ACME challenge fails.

unable to generate a certificate for the domains [...] propagation: time limit exceeded
  • Check that CF_DNS_API_TOKEN has Zone:DNS:Edit on the right zone.
  • Verify the zone NS records actually point at Cloudflare.
  • Confirm port 80 is reachable from outside the host (curl -v http://<host>/) — even DNS-01 keeps the redirect.
  • Watch docker logs traefik | grep -i acme for the specific failure; retry against staging first.

Routing returns 404.

  • docker exec traefik traefik healthcheck returns OK but a URL 404s → Traefik is up but no router matched. Common causes:
    • Typo in a traefik.http.routers.<name>.rule label.
    • Backend not on raven-internal — Traefik sees the label but can't reach the container.
    • traefik.enable=true missing.
  • Open the dashboard (or run traefik with --log.level=DEBUG) and confirm the router shows in the HTTP Routers tab.

TLS handshake errors.

  • unrecognized_namesniStrict: true rejected the request because the client did not send SNI matching any router rule.

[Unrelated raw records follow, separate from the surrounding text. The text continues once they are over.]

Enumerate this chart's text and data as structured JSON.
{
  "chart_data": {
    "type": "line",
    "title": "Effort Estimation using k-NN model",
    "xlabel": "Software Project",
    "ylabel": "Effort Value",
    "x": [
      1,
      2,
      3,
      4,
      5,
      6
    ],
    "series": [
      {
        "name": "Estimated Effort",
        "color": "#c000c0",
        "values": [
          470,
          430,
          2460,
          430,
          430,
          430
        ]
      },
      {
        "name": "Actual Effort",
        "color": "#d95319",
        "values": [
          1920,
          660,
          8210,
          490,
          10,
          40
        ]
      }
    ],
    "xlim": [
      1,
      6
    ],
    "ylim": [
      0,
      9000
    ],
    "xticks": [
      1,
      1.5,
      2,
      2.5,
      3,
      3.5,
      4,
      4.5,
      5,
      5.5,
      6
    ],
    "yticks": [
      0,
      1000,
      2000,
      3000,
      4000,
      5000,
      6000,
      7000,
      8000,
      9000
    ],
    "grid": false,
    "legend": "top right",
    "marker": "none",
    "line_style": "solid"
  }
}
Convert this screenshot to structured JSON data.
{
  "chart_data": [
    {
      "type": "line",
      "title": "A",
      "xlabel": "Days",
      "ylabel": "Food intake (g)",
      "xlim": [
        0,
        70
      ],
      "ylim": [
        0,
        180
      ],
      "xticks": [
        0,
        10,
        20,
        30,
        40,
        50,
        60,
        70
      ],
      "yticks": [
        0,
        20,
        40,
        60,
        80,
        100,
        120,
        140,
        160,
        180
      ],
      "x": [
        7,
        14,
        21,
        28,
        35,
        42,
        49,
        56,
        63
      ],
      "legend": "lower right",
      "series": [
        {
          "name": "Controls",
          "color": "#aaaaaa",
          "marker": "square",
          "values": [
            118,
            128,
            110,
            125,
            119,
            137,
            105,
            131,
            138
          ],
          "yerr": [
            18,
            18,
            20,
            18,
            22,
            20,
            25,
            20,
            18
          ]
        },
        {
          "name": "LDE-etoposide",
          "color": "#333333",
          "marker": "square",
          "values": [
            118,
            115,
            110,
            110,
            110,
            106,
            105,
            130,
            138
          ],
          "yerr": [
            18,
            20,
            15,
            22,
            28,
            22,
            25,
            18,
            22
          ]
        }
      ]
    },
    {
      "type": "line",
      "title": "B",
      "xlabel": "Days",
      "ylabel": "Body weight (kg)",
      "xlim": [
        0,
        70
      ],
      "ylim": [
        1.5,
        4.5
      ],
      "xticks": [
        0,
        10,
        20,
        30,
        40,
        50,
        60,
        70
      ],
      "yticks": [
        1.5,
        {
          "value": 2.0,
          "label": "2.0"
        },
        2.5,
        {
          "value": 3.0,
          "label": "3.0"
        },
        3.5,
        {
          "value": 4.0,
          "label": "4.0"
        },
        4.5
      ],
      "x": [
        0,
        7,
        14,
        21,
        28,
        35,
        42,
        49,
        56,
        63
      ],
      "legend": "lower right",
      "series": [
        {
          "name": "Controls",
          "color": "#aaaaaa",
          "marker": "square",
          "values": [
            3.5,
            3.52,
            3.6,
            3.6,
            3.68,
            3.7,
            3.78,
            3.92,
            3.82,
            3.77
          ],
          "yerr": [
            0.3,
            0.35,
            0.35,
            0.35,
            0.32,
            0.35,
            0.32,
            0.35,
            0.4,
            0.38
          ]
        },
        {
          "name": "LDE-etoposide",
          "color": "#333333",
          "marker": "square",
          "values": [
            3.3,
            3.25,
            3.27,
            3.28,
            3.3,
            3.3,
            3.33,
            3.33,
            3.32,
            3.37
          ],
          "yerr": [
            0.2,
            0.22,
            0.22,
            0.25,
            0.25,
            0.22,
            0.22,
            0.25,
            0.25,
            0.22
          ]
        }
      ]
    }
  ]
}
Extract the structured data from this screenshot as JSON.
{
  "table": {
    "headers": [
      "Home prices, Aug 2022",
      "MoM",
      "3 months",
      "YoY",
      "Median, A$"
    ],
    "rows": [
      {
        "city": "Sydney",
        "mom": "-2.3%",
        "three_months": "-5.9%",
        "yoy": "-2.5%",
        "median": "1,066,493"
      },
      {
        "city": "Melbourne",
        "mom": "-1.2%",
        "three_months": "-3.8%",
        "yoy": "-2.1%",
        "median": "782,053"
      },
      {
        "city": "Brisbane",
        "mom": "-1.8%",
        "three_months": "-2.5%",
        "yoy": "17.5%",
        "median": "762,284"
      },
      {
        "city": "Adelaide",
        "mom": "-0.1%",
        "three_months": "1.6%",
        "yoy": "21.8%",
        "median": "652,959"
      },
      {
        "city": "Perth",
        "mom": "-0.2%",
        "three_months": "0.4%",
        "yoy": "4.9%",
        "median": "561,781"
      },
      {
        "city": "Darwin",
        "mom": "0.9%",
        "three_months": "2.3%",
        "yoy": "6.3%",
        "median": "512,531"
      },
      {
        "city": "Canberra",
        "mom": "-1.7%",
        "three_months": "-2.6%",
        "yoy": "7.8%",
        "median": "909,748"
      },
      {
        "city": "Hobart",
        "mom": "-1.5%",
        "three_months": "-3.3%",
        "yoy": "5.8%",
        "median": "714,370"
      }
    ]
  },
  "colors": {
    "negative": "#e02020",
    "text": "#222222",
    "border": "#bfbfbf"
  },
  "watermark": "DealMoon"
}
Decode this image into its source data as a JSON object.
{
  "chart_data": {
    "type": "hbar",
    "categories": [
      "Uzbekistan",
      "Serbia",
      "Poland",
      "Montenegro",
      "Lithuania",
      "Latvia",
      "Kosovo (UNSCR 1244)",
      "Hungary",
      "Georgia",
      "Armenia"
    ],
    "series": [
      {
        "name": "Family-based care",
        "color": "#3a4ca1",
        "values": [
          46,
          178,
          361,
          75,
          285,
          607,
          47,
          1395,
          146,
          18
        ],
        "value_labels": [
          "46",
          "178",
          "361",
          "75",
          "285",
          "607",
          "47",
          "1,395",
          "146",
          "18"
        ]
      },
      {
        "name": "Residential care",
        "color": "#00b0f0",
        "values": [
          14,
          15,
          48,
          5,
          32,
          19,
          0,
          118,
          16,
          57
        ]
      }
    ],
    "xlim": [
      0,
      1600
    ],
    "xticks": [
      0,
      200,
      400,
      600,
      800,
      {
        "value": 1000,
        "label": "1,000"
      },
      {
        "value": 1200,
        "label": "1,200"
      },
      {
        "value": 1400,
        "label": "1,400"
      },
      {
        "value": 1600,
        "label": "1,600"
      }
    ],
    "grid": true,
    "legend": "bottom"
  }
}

Hit the actual hostname, not the IP.
  • no certificate found on a sub-domain — the cert covers a different name. DNS-01 + wildcards solve this; HTTP-01 cannot issue wildcards.

Dashboard not reachable.

  • Confirm 8082:8080 is published and api.insecure: true in traefik.yml — both required for the dev dashboard. If you disabled it for prod, that is intentional.